Um dos poucos trumpistas que parece ter realmente contado com o que ela participou é Stephanie Grisham, que é ex-secretária de imprensa de Trump, embora ela nunca tenha dado uma entrevista coletiva. “Eu não acho que posso mudar a marca; Acho que isso me seguirá para sempre”, ela contou Olivia Nuzzi, da New York Magazine, no ano passado. “Acredito que fiz parte de algo extraordinariamente maligno.”
Todos eles eram, todos que mantinham aquela administração catastrófica funcionando em um nível mínimo enquanto Trump construía o culto à personalidade que tornou possível o dia 6 de janeiro. É importante lembrar a culpa deles porque Trump provavelmente vai concorrer à presidência novamente, e ele pode vencer. Se o fizer, os republicanos que gostam de se considerar boas pessoas, que não querem passar a vida nos pântanos febris da direita, serão confrontados com a questão de servi-lo. Eles verão os ex-funcionários de Trump que nós estamos capaz de rebrand apesar de ficar com ele quase até o fim, e eles podem pensar que não há muito a perder.

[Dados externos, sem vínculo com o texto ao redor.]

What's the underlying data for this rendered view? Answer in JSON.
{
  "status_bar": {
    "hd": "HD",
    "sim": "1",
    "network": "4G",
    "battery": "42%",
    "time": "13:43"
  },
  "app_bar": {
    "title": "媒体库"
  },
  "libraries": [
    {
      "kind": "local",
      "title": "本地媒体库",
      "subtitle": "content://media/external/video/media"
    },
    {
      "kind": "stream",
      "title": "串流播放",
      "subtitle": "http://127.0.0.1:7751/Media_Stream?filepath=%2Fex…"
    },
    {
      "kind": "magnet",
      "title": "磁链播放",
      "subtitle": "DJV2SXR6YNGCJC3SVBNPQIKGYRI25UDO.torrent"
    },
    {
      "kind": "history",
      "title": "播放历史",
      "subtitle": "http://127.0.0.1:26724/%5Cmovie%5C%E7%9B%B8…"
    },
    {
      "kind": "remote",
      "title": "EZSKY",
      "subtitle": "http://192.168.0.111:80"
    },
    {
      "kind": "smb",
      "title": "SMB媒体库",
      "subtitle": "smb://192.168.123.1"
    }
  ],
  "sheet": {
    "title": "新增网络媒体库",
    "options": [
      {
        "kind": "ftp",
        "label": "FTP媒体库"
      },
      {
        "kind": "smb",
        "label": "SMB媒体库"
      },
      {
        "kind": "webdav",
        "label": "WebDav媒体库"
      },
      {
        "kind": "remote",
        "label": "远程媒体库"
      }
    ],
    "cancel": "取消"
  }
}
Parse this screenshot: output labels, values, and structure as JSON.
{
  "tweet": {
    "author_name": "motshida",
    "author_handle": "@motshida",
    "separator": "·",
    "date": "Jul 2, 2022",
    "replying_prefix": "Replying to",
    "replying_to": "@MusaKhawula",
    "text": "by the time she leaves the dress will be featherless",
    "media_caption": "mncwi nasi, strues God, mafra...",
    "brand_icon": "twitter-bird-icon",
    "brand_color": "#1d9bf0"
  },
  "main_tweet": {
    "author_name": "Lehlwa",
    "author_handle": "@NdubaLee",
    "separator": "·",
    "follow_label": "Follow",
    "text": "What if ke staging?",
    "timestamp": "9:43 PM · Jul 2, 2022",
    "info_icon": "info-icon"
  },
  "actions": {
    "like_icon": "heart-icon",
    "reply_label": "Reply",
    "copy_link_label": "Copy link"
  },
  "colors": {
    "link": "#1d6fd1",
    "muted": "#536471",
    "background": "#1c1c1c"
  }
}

Em seu livro estimulante, “Why We Did It: A Travelogue From the Republican Road to Hell”, Tim Miller, ex-porta-voz do Comitê Nacional Republicano, tenta entender por que amigos e associados que antes odiavam Trump acabaram se submetendo a ele. “Houve milhares de pessoas que, em algum nível, concordaram com Trump e pesaram os custos”, escreveu ele. “Quem conhecia os perigos”, que poderia ter escolhido um caminho diferente se “pudesse imaginar um futuro diferente e mais gratificante para si mesmos”. O comitê de 6 de janeiro está tentando, contra a gravidade sombria de Trump, apontar o caminho para tal futuro. Para isso, foi liberal com absolvição. Isso não significa que a absolvição seja merecida.